From Stanford's directory: Dirk Hartung is the founder and Executive Director of the Center for Legal Technology and Data Science at Bucerius Law School in Hamburg, Germany. He is the Co-Academic Director for the Bucerius Summer Program in Legal Technology and Operations and Bucerius Legal Technology Essentials. He develops the technology curriculum for this leading German law school. He is writing a PhD on digital lawyering under unauthorized practice of law regimes.


Ion Androutsopoulos

Professor of AI in the Department of Informatics of the AUEB

From Ion's personal website: I am Professor of Artificial Intelligence (AI) in the Department of Informatics of the Athens University of Economics and Business (AUEB), and head of AUEB's Natural Language Processing Group. I am also Scientific Advisor of the AI Centre of Excellence in Document Intelligence at NCSR "Demokritos", and Adjunct Researcher of the Institute for the Management of Information Systems (Digital Curation Unit) at the Research Centre "Athena".


Abhik Jana

Postdoctoral research associate at Universität Hamburg

From Abhik's personal website: I am a postdoctoral research associate at Universität Hamburg working under the supervision of Professor Chris Biemann. I am currently working on HILANO project which deals with the anonymization of sensitive data.


Daniel Martin Katz

Professor of Law, Chicago Kent College of Law

From his personal website: Research Interests include legal informatics, applied legal technology, law & economics, legal & regulatory complexity, artificial intelligence, artificial intelligence & law, machine learning & natural language processing, complex systems, network science, governance, financial regulation, financial technology, quantitative finance, quantitative modeling of litigation and jurisprudence, economics of the professions, blockchain & crypto infrastructure and the overall impact of information technology, analytics and automation on the future of society.


Nikolaos Aletras

Lecturer in NLP, Computer Science Department at the University of Sheffield

From his Sheffield profile page: Nikos Aletras is a Lecturer in Natural Language Processing (NLP) in the Computer Science Department at the University of Sheffield, co-affiliated with the Machine Learning (ML) group.
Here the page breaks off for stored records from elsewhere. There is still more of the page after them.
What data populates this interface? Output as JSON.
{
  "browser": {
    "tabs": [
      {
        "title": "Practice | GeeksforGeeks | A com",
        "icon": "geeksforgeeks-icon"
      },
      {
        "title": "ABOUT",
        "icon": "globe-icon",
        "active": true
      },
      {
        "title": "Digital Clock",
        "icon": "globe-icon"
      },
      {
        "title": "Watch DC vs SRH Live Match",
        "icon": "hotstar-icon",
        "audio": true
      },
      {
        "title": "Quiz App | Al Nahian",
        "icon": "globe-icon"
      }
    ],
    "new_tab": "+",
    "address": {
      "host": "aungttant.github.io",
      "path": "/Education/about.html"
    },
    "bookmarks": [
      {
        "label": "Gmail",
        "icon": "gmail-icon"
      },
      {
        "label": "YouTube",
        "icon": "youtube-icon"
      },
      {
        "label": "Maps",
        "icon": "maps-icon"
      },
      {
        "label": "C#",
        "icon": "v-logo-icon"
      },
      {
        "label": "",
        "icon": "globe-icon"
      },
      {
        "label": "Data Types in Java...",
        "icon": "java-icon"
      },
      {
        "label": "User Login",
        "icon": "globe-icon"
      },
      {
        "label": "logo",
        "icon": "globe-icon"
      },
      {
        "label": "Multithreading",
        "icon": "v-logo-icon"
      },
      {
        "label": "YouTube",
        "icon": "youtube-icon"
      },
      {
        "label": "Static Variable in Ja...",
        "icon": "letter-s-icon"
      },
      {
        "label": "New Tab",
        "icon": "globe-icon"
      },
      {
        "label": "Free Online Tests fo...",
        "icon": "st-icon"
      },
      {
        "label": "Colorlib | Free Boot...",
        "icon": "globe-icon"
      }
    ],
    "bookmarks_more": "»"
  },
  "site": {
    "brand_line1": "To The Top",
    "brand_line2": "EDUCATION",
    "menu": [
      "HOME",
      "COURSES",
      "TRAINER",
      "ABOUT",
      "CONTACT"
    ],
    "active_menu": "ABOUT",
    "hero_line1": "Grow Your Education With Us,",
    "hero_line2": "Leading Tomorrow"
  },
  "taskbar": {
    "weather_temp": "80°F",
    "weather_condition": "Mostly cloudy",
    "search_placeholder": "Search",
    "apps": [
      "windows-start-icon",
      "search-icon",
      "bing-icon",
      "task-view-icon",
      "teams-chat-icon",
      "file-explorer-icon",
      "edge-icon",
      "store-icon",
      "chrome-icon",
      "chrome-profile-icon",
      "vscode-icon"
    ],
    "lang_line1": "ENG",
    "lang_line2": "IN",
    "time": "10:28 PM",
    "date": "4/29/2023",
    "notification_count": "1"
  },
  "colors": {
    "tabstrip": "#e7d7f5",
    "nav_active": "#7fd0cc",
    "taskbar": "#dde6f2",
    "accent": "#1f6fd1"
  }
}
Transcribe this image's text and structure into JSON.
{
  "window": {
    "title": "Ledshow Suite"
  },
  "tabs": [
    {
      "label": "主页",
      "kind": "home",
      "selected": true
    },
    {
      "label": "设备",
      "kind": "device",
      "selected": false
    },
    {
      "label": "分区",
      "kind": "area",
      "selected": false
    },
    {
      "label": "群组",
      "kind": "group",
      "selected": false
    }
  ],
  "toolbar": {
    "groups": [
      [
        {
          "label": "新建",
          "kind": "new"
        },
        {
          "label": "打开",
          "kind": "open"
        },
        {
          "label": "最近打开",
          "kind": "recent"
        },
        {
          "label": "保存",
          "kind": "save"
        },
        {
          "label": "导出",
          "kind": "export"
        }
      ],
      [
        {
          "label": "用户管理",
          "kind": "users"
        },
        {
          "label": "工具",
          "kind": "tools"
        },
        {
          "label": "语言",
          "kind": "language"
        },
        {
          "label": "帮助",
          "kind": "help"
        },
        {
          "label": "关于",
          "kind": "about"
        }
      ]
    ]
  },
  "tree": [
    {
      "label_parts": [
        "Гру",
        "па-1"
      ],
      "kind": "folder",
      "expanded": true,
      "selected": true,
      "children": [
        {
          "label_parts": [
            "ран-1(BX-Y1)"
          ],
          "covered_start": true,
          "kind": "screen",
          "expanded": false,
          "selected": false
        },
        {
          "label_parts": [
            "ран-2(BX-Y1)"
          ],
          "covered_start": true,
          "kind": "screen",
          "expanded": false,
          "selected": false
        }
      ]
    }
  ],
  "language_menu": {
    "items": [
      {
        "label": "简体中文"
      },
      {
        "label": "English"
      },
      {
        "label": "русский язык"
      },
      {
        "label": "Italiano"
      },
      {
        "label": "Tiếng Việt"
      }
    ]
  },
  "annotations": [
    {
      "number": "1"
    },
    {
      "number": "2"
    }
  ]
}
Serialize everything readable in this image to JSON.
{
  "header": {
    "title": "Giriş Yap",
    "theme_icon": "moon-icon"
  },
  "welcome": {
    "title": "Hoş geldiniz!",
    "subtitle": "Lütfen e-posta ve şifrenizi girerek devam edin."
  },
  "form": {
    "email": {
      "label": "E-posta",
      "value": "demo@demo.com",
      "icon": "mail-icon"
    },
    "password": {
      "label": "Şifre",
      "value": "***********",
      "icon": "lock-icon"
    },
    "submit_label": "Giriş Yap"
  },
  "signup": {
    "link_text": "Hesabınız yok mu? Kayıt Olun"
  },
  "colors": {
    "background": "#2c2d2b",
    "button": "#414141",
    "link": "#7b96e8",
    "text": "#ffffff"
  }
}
Previously, he was a research scientist at Amazon (Core ML and Alexa) and a research associate at UCL, Department of Computer Science, Media Futures Group. He completed a PhD in NLP at the University of Sheffield. His research interests are in NLP, Machine Learning and Data Science. He develops text analysis methods to solve problems in other scientific areas such as (computational) social and legal science.


Ilias Chalkidis

ost-doctoral researcher at the Department of Computer Science at University of Copenhagen

From Ilias' personal website: I am a post-doctoral researcher at the Department of Computer Science at University of Copenhagen (CoAStaL NLP Group). I recently received my Ph.D. from the Department of Informatics at Athens University of Economics and Business. My expertise is in Legal Natural Language Processing (LegalNLP), also known as Legal Intelligence. I have been a reviewer for ACL venues (ACL/EMNLP/NAACL 2020-2021) and reputable journals, such as AI & Law, PeerJ, ACM Computing Surveys, and Computer Speech & Language. I have also served and currently serve in the program committees of AI and NLP workshops targeting legal applications (AI4LEGAL, NLLP).